# Understanding Top K Elements

Top 'K' Elements is a common problem where the goal is to find the top 'K' elements from a given dataset based on some criteria, such as frequency, value, or priority. This problem can be solved using various techniques, including heap-based solutions, quickselect, and sorting.

### Process

**Initialization**: Define the problem space and initialise the necessary data structures. For heap-based solutions, this might involve creating a min-heap or max-heap, depending on the problem requirements.**Heap Construction**: Insert elements into the heap based on the criteria (e.g., frequency, value). For example, if you use a min-heap to find the top 'K' largest elements, you would insert elements into the heap until it contains 'K' elements.**Heap Maintenance**: For each subsequent element in the dataset, compare it with the root of the heap (the smallest element in the case of a min-heap). If the new element is larger than the root, replace the root with the new element and adjust the heap to maintain the heap property.**Termination**: The process terminates when all elements have been processed, and the heap contains the top 'K' elements based on the specified criteria.

### When to Use

**Priority Queues**: To find the top 'K' elements with the highest or lowest priority.**Frequency Counting**: To find the top 'K' most frequent elements in a dataset.**Sorting and Selection**: To find the top 'K' largest or smallest elements in a dataset without sorting the entire dataset.

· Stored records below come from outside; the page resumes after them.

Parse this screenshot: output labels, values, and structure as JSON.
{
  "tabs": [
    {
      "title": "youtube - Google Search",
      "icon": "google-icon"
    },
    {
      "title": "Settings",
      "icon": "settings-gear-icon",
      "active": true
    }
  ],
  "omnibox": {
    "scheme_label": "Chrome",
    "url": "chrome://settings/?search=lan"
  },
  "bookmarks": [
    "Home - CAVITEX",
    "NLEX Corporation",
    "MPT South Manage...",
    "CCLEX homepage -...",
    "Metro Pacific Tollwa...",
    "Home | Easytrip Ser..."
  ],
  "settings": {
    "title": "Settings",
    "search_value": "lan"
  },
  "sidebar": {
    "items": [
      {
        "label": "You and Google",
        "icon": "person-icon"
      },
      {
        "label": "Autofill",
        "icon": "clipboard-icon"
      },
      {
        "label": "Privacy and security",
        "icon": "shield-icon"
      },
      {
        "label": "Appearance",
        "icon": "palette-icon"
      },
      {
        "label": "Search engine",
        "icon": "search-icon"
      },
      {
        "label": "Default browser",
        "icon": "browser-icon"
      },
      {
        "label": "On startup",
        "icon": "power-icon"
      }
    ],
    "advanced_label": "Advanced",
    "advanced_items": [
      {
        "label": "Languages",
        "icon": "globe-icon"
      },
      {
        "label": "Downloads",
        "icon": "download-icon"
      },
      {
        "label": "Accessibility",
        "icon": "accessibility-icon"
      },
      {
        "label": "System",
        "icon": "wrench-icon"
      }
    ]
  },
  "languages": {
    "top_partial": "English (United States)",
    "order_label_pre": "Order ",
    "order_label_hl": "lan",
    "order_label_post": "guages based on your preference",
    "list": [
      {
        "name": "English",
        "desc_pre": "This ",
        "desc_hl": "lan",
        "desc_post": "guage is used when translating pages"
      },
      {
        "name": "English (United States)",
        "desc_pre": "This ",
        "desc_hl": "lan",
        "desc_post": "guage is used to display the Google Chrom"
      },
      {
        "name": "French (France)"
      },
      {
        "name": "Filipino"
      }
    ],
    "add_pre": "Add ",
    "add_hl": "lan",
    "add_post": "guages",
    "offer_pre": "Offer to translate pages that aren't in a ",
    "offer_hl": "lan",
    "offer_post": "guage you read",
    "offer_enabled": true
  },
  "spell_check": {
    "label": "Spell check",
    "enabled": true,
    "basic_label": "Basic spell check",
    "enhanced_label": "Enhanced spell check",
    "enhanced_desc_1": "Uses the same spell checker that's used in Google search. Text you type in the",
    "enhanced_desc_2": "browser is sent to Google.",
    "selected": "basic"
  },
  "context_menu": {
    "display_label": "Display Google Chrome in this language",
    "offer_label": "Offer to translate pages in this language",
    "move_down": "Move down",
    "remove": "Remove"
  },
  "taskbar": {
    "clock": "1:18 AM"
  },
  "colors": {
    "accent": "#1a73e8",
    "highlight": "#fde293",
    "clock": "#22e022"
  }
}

### How Does It Reduce Time Complexity?

**Heap-Based Solutions**: Using a heap allows for efficient insertion and extraction of elements, with a time complexity of O(log K) for each operation. This results in an overall time complexity of O(N log K) for processing N elements, which is more efficient than sorting the entire dataset (O(N log N)).**Quickselect**: This algorithm can find the top 'K' elements in an average time complexity of O(N), making it very efficient for large datasets.